7.1 In the second of the two exceptional cases (point 5.2 above), the time limit under Rule 85a, paragraph 1, EPC expires earlier than that under paragraph 2. This exceptional case arises when the expiry date does not coincide exactly with the time limit under paragraph 2. Slight as the time difference is bound to be, it could be crucial - particularly with regard to the bar on re- establishment of rights under Article 122 EPC.
7.2 Paragraph 2 of Rule 85a EPC, which is decisive for resolving this second exceptional case, first of all favours only the States covered by Section 27 of the Request for Grant form, and therefore excludes those chosen in Section 26. However, this gives rise to a very strange situation, because the period for payment applicable to States in respect of which it is stated when the application is filed that payment is "at present intended" would be shorter than the period for payment for "all" other States additionally designated purely "as a precautionary measure". Such an outcome was surely neither intended nor contemplated by the legislator when Rule 85a EPC was revised. And the observations made in the CA document referred to in point 5.3 show that the introduction of the communication was not intended to lead to a reduction of the two-month period under the former Rule 85a or its present paragraph 2. In any case, a shorter period could easily be circumvented by appropriately timing despatch of the communication. However, the legislator wished neither to complicate nor to delay the procedure. Therefore, in the exceptional case of the one-month time limit expiring before the two-month time limit, it is in conformity with his intent to interpret the new paragraph 2 of Rule 85a as befits its purpose. Rule 85a EPC was amended in order to introduce a one-month period of grace after receipt of a communication. In the case of designations however, it was intended that the general possibility of making subsequent payment for "all" States within the two-month time limit be retained. Paragraph 2 of Rule 85a EPC may therefore be applied to the designation of "all" States in the second exceptional case considered here (one-month time limit ending before two-month time limit).

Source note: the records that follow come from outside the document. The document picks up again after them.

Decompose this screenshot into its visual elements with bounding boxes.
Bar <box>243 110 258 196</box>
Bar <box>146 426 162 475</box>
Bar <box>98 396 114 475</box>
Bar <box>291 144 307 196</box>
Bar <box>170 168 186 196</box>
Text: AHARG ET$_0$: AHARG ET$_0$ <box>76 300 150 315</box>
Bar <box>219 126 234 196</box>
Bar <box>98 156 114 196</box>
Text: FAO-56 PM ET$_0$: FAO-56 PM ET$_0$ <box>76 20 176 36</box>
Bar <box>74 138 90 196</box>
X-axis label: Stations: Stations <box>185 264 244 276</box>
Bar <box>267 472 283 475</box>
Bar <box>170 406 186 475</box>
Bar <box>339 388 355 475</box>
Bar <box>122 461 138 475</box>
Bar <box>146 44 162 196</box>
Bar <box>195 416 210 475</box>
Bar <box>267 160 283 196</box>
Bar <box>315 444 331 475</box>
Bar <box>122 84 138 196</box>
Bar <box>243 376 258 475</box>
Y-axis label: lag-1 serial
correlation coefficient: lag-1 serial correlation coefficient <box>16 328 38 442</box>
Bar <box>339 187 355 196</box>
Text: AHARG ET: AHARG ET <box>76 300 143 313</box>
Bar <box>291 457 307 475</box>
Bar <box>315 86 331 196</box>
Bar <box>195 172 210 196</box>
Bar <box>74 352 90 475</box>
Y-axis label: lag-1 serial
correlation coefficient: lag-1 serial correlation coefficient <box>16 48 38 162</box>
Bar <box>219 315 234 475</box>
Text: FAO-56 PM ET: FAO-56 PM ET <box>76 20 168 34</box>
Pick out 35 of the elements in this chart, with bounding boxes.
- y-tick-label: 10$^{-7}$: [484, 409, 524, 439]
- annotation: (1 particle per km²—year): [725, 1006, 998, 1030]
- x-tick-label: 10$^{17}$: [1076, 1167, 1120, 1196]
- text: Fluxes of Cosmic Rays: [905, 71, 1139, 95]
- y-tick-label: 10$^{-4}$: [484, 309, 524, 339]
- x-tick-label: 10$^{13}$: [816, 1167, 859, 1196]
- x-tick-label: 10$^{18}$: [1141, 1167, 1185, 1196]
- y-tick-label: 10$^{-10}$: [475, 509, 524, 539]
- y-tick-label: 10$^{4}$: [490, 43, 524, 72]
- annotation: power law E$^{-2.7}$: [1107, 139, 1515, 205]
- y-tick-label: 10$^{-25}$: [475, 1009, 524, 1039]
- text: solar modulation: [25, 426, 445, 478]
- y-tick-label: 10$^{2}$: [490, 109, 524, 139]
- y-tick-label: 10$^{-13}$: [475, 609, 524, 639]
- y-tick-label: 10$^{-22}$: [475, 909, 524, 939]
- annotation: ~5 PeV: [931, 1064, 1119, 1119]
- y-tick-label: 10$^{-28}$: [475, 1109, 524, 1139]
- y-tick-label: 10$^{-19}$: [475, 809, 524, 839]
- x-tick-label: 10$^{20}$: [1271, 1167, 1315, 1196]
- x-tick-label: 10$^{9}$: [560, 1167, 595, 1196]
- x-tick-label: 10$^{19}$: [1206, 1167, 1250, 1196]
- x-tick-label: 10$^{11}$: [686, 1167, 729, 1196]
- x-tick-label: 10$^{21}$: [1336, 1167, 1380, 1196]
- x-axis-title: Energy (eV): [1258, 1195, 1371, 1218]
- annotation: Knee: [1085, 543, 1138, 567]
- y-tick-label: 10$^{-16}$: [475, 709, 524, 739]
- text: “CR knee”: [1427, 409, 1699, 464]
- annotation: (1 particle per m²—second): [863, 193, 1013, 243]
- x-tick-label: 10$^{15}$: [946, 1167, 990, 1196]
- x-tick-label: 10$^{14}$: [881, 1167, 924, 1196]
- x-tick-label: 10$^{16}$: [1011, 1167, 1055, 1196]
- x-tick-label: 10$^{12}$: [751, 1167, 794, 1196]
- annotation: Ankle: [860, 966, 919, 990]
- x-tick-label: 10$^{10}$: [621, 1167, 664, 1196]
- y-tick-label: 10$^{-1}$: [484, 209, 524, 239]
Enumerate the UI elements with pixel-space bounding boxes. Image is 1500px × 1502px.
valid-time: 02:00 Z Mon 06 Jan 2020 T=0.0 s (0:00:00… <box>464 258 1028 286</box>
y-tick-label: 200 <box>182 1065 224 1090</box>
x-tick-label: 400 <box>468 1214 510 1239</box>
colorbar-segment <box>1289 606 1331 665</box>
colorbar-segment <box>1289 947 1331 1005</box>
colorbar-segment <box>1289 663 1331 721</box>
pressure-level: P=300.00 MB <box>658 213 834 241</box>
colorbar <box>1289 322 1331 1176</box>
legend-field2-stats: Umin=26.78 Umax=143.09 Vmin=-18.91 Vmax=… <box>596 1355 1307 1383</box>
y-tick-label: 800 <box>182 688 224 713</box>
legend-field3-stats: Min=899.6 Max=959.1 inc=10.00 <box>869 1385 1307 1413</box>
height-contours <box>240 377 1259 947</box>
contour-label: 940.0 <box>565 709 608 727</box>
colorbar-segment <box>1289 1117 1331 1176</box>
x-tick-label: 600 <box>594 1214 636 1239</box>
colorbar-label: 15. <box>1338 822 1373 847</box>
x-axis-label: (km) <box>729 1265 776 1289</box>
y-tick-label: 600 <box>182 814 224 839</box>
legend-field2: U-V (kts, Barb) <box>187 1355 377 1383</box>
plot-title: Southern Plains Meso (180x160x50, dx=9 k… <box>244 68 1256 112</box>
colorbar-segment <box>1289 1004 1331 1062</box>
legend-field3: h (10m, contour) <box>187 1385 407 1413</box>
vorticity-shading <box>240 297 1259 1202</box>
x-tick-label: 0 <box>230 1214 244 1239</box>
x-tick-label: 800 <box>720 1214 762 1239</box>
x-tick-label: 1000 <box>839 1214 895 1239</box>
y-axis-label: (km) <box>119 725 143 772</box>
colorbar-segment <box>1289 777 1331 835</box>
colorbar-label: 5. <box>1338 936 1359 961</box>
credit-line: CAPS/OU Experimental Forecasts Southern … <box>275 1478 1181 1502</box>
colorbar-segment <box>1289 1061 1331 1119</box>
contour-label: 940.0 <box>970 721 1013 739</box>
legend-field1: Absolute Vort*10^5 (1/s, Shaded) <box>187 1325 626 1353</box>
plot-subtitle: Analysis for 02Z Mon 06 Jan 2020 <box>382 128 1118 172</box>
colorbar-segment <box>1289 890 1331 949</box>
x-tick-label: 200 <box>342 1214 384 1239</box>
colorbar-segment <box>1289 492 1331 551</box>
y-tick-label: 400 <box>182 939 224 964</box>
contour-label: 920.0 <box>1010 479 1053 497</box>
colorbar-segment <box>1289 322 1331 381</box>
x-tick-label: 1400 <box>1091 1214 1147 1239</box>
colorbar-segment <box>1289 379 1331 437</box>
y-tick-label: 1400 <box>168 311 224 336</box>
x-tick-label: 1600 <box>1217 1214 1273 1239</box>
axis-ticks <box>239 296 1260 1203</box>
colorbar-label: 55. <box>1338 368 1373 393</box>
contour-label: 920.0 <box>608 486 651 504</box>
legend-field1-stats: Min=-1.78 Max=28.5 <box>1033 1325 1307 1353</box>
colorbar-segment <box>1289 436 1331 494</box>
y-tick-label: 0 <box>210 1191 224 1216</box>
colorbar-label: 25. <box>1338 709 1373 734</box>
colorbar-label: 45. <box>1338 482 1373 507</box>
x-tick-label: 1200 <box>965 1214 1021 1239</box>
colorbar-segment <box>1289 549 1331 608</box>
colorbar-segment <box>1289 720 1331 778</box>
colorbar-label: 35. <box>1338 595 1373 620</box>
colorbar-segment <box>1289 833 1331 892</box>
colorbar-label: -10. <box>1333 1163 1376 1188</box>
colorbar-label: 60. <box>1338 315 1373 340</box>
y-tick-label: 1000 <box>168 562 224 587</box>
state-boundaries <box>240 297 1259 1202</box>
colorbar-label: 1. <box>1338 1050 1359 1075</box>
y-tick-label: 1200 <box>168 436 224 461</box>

This means applying Rule 85a(2) EPC analogously also to States listed in Section 26 of the Request for Grant form. A conclusion may therefore be drawn "de minore ad maiorem": what applies to any State designated merely "as a precautionary measure" must apply with all the more justification to a State in respect of which it was "intended to pay" at the time the application was filed.
7.3 The means found to close the legal loophole in Rule 85a EPC in the case considered here (cf. point 6.3 above) may therefore be inferred in general for both exceptions as follows:
In cases where the time limits for subsequent payment of designation fees under paragraphs 1 and 2 of Rule 85a EPC as amended on 8 December 1988 expire at different times, all designation fees can still validly be paid up to the later date.
8. The designation fees plus surcharges for Italy, Denmark and the United Kingdom have therefore been validly paid. Thus, designations not listed in the published European patent application come into effect - retroactively. A correction to that effect must therefore be published in the European Patent Bulletin. With regard to the protection of third parties, reference is made to decision J 12/80 (OJ EPO 1981, 143).
ORDER
For these reasons it is decided that:
1. The contested decision is set aside.
2. It is ruled that the following Contracting States to the European Patent Convention are validly designated in European patent application No. 90 201 567.6 (publication No. 0 404 241): Belgium, Germany, Denmark, France, Italy, Netherlands, Spain, United Kingdom (BE DE DK FR IT NL ES GB).